Switched from hurdles to a novice career over fences however she has blossomed, winning her last two starts under star rider Rachael Blackmore.

On Christmas Day a year ago, less than24 hours before Ellie Mac’s race, Alexei Schuster asked his father ‘Dad, do we dare to dream?’ This time there’s no need to ask.

Whatever the outcome though, Schuster is in no doubt about the journey towards Wednesday’s race being as important as the destination. The horse has performed the vital function of keeping people together.

"It is a very sociable thing. It keeps us all in contact. We had our AGM a few weeks ago which was great. We go to the races. We go down to Henry De Bromhead [trainer] to see Ellie Mac.

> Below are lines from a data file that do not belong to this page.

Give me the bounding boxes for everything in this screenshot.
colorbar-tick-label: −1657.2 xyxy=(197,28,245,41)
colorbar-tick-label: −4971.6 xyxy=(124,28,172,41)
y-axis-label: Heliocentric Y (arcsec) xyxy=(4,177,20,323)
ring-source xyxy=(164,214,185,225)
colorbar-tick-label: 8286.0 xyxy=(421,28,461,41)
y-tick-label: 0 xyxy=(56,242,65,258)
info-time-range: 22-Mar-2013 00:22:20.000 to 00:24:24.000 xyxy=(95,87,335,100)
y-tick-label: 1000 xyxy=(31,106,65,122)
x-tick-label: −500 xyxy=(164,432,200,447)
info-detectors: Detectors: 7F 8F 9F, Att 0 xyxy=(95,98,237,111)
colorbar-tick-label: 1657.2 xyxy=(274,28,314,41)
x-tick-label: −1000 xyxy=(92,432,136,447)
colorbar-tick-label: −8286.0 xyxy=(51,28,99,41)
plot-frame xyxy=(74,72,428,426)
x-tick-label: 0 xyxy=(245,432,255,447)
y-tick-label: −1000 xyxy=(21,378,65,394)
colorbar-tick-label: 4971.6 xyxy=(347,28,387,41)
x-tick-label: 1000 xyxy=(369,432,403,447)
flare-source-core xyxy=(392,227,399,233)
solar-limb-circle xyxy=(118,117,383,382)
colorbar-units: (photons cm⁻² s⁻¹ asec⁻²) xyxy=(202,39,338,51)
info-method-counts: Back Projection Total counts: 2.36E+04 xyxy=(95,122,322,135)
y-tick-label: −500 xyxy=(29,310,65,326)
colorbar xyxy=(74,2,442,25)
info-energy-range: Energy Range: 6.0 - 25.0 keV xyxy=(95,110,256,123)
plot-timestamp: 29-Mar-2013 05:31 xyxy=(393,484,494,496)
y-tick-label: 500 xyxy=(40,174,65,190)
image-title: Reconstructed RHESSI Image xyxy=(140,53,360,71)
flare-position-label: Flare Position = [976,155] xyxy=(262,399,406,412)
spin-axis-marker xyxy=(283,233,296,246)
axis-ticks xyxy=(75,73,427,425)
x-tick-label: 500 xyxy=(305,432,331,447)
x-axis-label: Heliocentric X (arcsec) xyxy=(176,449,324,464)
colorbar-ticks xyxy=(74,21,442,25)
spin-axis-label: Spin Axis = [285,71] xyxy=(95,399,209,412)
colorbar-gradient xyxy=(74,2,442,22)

“Henry is a very sociable, charismatic man, he gives us all tea and croissants, we walk around the yard, look at Ellie Mac and all the other horses he has. We can go out into the fields and watch them train, it’s lovely.

So emotional

“You don’t see that many young people come together for races in syndicates like ours. But all Niccolai’s close friends are involved which is the great thing about it.

“A lot of them are rugby players who love their sport and love their competition which is why they were so emotional in the parade ring at Leopardstown last year, chanting the horses name and all the rest of it.

Daniel Holden onboard rank outsider Ellie Mac celebrates victory in the Horse and Jockey Hotel Maiden Hurdle at Leopardstown on St Stephen’s Day last year. Photograph: Tommy Dickson/Inpho

“It’s been one of the best things that has happened to us since the tragedy. The way I describe it all is that it’s a great distraction,” he says.

It being no more than that can nevertheless never lessen the consolation that this racehorse, and those connected with her, have provided already. And there may be more to come.

“We’re the only mare in the race and we can claim 7lbs for that. She has won her last two races and we know she likes Leopardstown. It’s very competitive. But we deserve to be there,” John Schuster concludes.

It provides the intriguing prospect of a second St Stephen’s Day victory at Leopardstown, one maybe even more magnificent than the first.